Dimensions of common property
Common property are goods like roads, bridges, parks have certain characteristics that are common with pure public goods which make it difficult to allow for private ownership. Oakerson termed two of these features; non exclusion and non-rivalry. By non-exclusion, it means that it is very difficult to prevent someone else from using the good. For example; roads are non-exclusive in nature. Once the road is built anyone can use the road. It is very costly to monitor and enforce restrictions on someone else from using the road. By non-rivalry it means use of the road is not hampered from someone else using the road.
However, with common property goods there is a possibility of degradation with constant use. What this means is that common property goods have a threshold limit. Continuing with the road example, people can freely use the road up until there is congestion. Once there are too many people using the road, the road gets congested and damaged and people using the road are not able to derive the full benefits of the road. As more people use the road the utility of the road is subtracted from others. Thus, common property roads have the characteristic of subtraction. This happens as in a common property arrangement, individuals have use rights, but ownership is very diluted. As a result, there is no proper regulation of the common property and thus individuals will try to maximise their use of the good. Individuals are unique and despite having the same amount of information, it is possible that individuals can arrive to their own unique decisions, this makes it difficult for cooperation among individuals in terms of how to manage shared property.
This uncertainty of cooperation among humans for property can be regulated using institutions. Institutions are better able to regulate common property resources than individuals. Institutions are more eternal and would have a greater purview of resources to monitor and regulate common property goods. It would limit the possibility of free riding. However, people working in institutions can also free ride, which means that the worker could expect the others to do the work and derive the utility of it. It can be possible for someone to have 117% efficiency when he is doing the least work in his team. Thus, free riding is a big issue with common property management as this results in suboptimal outcomes.
Another aspect by which common property is detrimental to final economic output is because of the maximising tendencies of individuals. This is elucidated in the animal gazing on common pasture example cited by Hardin. As each shepherd adds more animals to his herd for grazing in the common pasture, it would result in the eventual ruin of the pasture such that no animal could gaze there anymore, finally resulting in a sub optimal outcome for the herdsmen. This concept can be extended to natural resource degradation; tragedy of the commons, etc.
Limited studies have been done to understand the effectiveness of common property ownership and productive output. Most of the work is more theoretical in nature. A study on group owned wells in southern India looked at the effectiveness of common property ownership. With this study, the effect of transaction costs with respect to common property ownership was investigated. The start-up costs revolved around the digging, pump installation, construction of waterways and electricity connection. The operating expenses were the costs of electricity used in pumping, the cost of pump repair and maintenance, and costs associated with periodic removal of silt from the well.
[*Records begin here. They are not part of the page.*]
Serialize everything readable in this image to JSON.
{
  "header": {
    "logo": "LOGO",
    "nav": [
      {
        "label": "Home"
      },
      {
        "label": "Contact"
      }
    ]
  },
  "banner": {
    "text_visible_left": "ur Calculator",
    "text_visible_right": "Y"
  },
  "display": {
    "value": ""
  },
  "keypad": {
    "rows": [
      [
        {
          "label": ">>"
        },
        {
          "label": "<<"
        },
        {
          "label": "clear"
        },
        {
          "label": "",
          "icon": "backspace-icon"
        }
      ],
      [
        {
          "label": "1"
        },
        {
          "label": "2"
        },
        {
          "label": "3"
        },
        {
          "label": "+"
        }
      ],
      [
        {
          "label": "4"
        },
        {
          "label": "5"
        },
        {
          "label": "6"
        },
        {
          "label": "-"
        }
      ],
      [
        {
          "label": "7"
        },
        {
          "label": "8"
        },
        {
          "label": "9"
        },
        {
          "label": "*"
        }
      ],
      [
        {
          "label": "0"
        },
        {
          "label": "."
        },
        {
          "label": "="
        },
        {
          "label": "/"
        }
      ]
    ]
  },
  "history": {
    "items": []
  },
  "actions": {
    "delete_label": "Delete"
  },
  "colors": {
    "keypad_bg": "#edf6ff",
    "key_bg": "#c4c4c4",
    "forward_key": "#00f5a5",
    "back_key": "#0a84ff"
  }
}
There were also periodic investments for the expansion of the wells.
He observed that due to the heterogeneity of the decision makers, it was often difficult for the well owners to come to a consensus about the expansion activities. The villagers had no issue utilising and taking in benefits derived from the well but when it came to investing for expansionary activities, there was large reluctance among the villagers. The villagers preferred having their own well where they would have full autonomy rather than splitting costs and having collective ownership of the wells. Even though owning their own well would cause considerable financial drain to the villagers as opposed to splitting expenses on a communal well, it was a more preferred option to have their own.
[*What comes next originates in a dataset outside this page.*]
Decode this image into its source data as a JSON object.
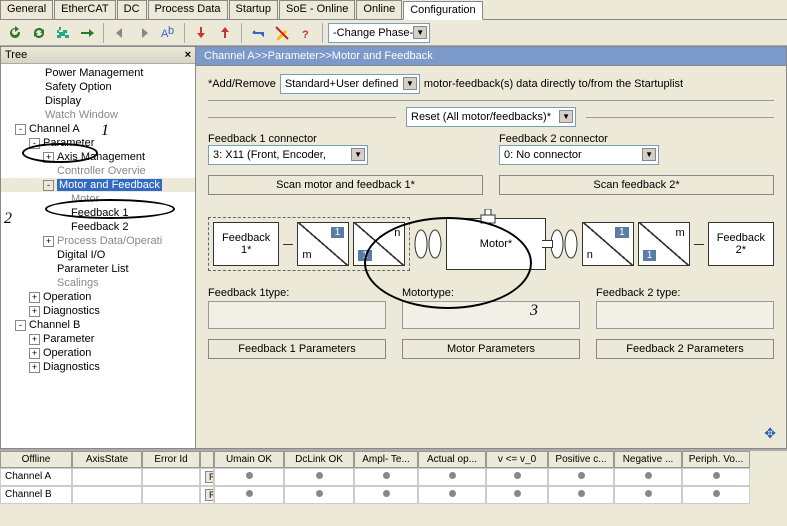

Common property ownership does not seem to have much benefit, however privatizing the good is not a viable option as it would result in underutilisation of the good or possibility of monopoly creating imperfect economy. Regulation of common property is necessary, and this is where governments can play a role. The benefits obtained from Common Property resources are helpful to the limited income households. To the landless and land poor this is the resource to fall back upon during times of need. The impact of good common property resource management on the poor is not merely economic. It is of a far more profound nature. It is a step forward towards development and upliftment of poor households.